The land hugging the Denver International Airport, notes Andrea Tilliss, marketing manager for the Aurora Economic Development Council, “is what is known as the Aerotropolis and is one of the largest defined Opportunity Zones.”
“The potential there is limitless,” continues Tilliss, who adds: “The development in that area is not taking off right now to the degree that it will in the future, but it’s really a great opportunity for a significant amount of development over the next decade.”
On a visit to Aurora earlier this summer, Ben Carson, the Secretary of the Department of Housing and Urban Development, touted the Opportunity Zone concept, noting, “You combine that with the public activity bonds, the private sector and the non-profits, and there are the things that will make a difference.”
According to a map compiled by the Washington-based Economic Innovation Group, the nominations for Opportunity Zones submitted to the U.S. Treasury now represent every section of the country, taking in dozens of smaller communities and metro areas in the South and Midwest, along with larger tracks of land in the geographically more spacious West.
Crunching the numbers, the Economic Innovation Group said the current in-place Opportunity Zones are home to more than 31 million people, with 56 percent of that number made up of minority populations.
On average, the unemployment rate in these areas remains a stubborn 14 percent, with 38 percent of what is described as “prime age adults” without jobs. That’s a figure that is nearly 10 percent higher than the national average.

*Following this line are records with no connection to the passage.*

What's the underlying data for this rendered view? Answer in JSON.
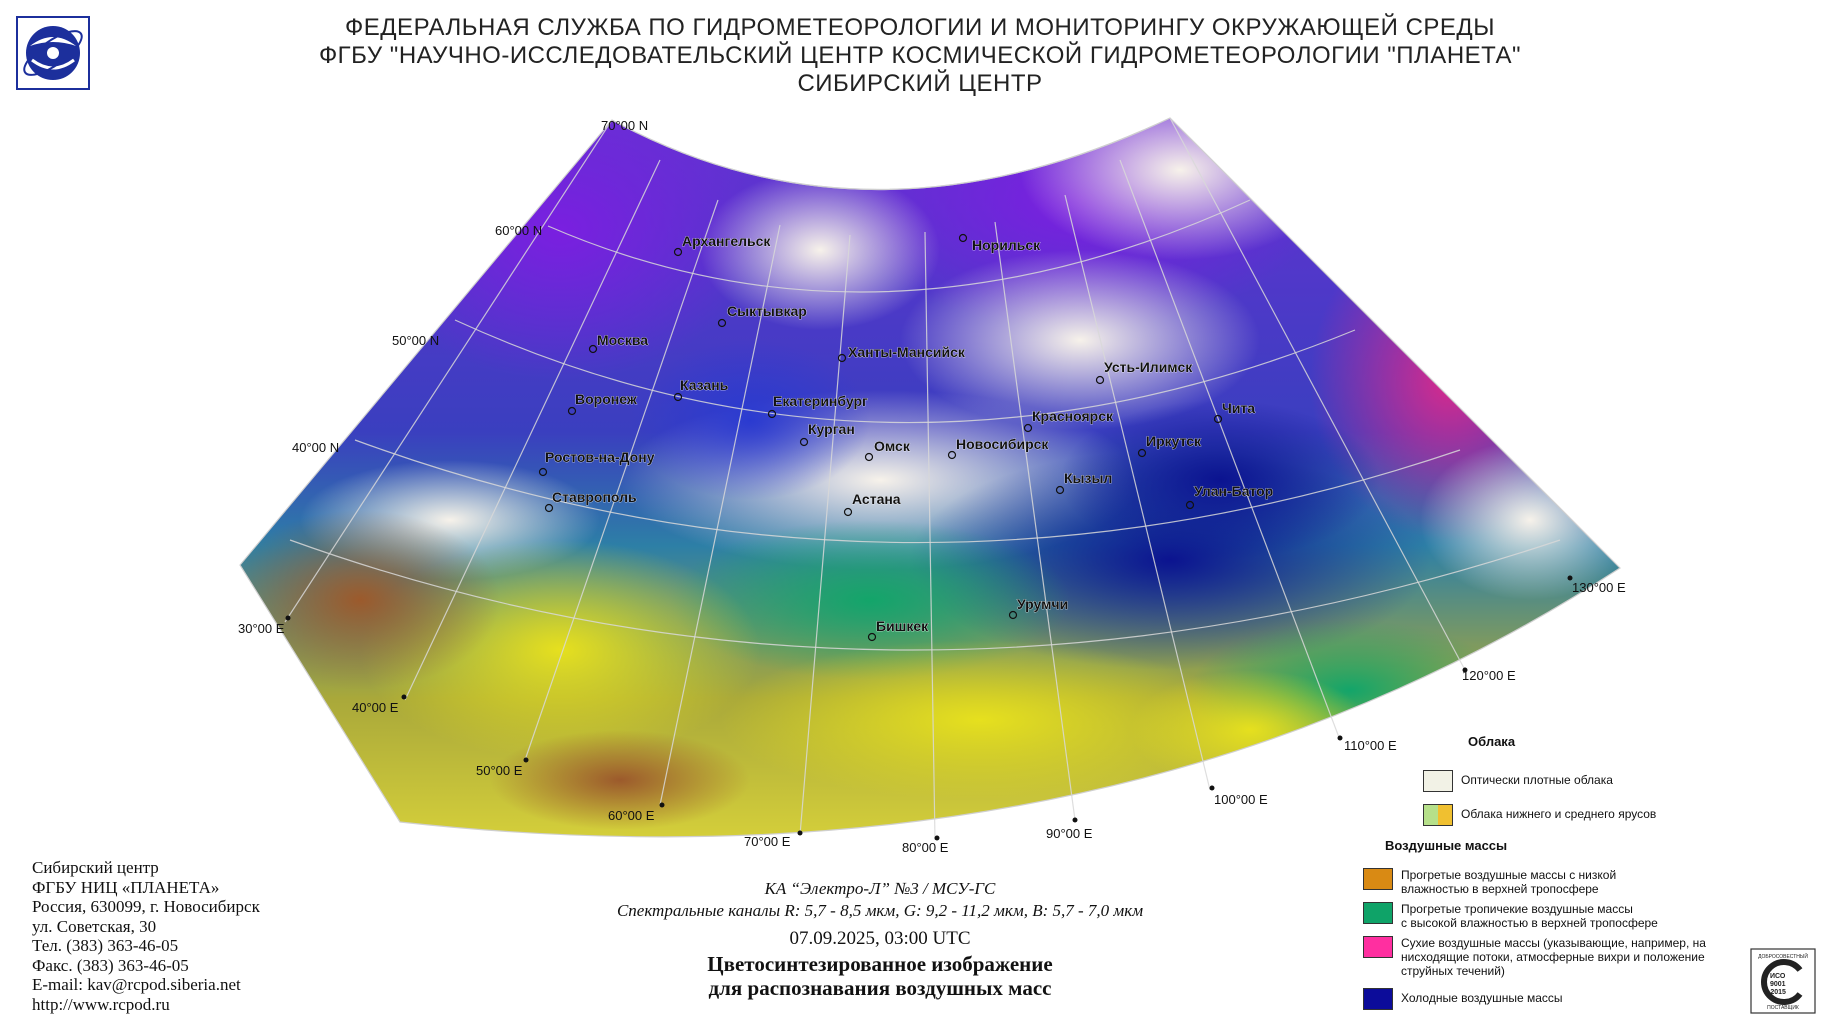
{
  "header": {
    "line1": "ФЕДЕРАЛЬНАЯ СЛУЖБА ПО ГИДРОМЕТЕОРОЛОГИИ И МОНИТОРИНГУ ОКРУЖАЮЩЕЙ СРЕДЫ",
    "line2": "ФГБУ \"НАУЧНО-ИССЛЕДОВАТЕЛЬСКИЙ ЦЕНТР КОСМИЧЕСКОЙ ГИДРОМЕТЕОРОЛОГИИ \"ПЛАНЕТА\"",
    "line3": "СИБИРСКИЙ ЦЕНТР"
  },
  "map": {
    "lat_labels": [
      "70°00 N",
      "60°00 N",
      "50°00 N",
      "40°00 N"
    ],
    "lon_labels": [
      "30°00 E",
      "40°00 E",
      "50°00 E",
      "60°00 E",
      "70°00 E",
      "80°00 E",
      "90°00 E",
      "100°00 E",
      "110°00 E",
      "120°00 E",
      "130°00 E"
    ],
    "cities": [
      "Архангельск",
      "Норильск",
      "Сыктывкар",
      "Москва",
      "Ханты-Мансийск",
      "Усть-Илимск",
      "Казань",
      "Воронеж",
      "Екатеринбург",
      "Красноярск",
      "Чита",
      "Курган",
      "Омск",
      "Новосибирск",
      "Иркутск",
      "Ростов-на-Дону",
      "Кызыл",
      "Улан-Батор",
      "Ставрополь",
      "Астана",
      "Урумчи",
      "Бишкек"
    ]
  },
  "footer": {
    "line1": "Сибирский центр",
    "line2": "ФГБУ НИЦ «ПЛАНЕТА»",
    "line3": "Россия, 630099, г. Новосибирск",
    "line4": "ул. Советская, 30",
    "line5": "Тел. (383) 363-46-05",
    "line6": "Факс. (383) 363-46-05",
    "line7": "E-mail: kav@rcpod.siberia.net",
    "line8": "http://www.rcpod.ru"
  },
  "info": {
    "satellite": "КА “Электро-Л” №3 / МСУ-ГС",
    "channels": "Спектральные каналы R: 5,7 - 8,5 мкм, G: 9,2 - 11,2 мкм, B: 5,7 - 7,0 мкм",
    "datetime": "07.09.2025, 03:00 UTC",
    "caption1": "Цветосинтезированное изображение",
    "caption2": "для распознавания воздушных масс"
  },
  "legend": {
    "clouds_title": "Облака",
    "dense_clouds": "Оптически плотные облака",
    "low_mid_clouds": "Облака нижнего и среднего ярусов",
    "air_title": "Воздушные массы",
    "warm_low1": "Прогретые воздушные массы с низкой",
    "warm_low2": "влажностью в верхней тропосфере",
    "tropical1": "Прогретые тропичекие воздушные массы",
    "tropical2": "с высокой влажностью в верхней тропосфере",
    "dry1": "Сухие воздушные массы (указывающие, например, на",
    "dry2": "нисходящие потоки, атмосферные вихри и положение",
    "dry3": "струйных течений)",
    "cold": "Холодные воздушные массы",
    "colors": {
      "dense": "#f2f2e6",
      "low_a": "#b6e08a",
      "low_b": "#f0c030",
      "warm_low": "#d98a14",
      "tropical": "#0fa368",
      "dry": "#ff2fa0",
      "cold": "#0c0c9a"
    }
  },
  "cert": {
    "top": "ДОБРОСОВЕСТНЫЙ",
    "iso1": "ИСО",
    "iso2": "9001",
    "iso3": "-2015",
    "bottom": "ПОСТАВЩИК"
  }
}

Because of the size of the effort, and the fact that is still a new program, the real benefits and impact of the Opportunity Zone concept will most likely not be fully realized for years.
But the potential is there, say Opportunity Zone enthusiasts, not only for new investment in distressed areas, but for development, construction projects, and increased employment.
“At the end of the day,” says Gorlov of the companies that may end up investing and building new facilities in such zones, “this is a big tax break.”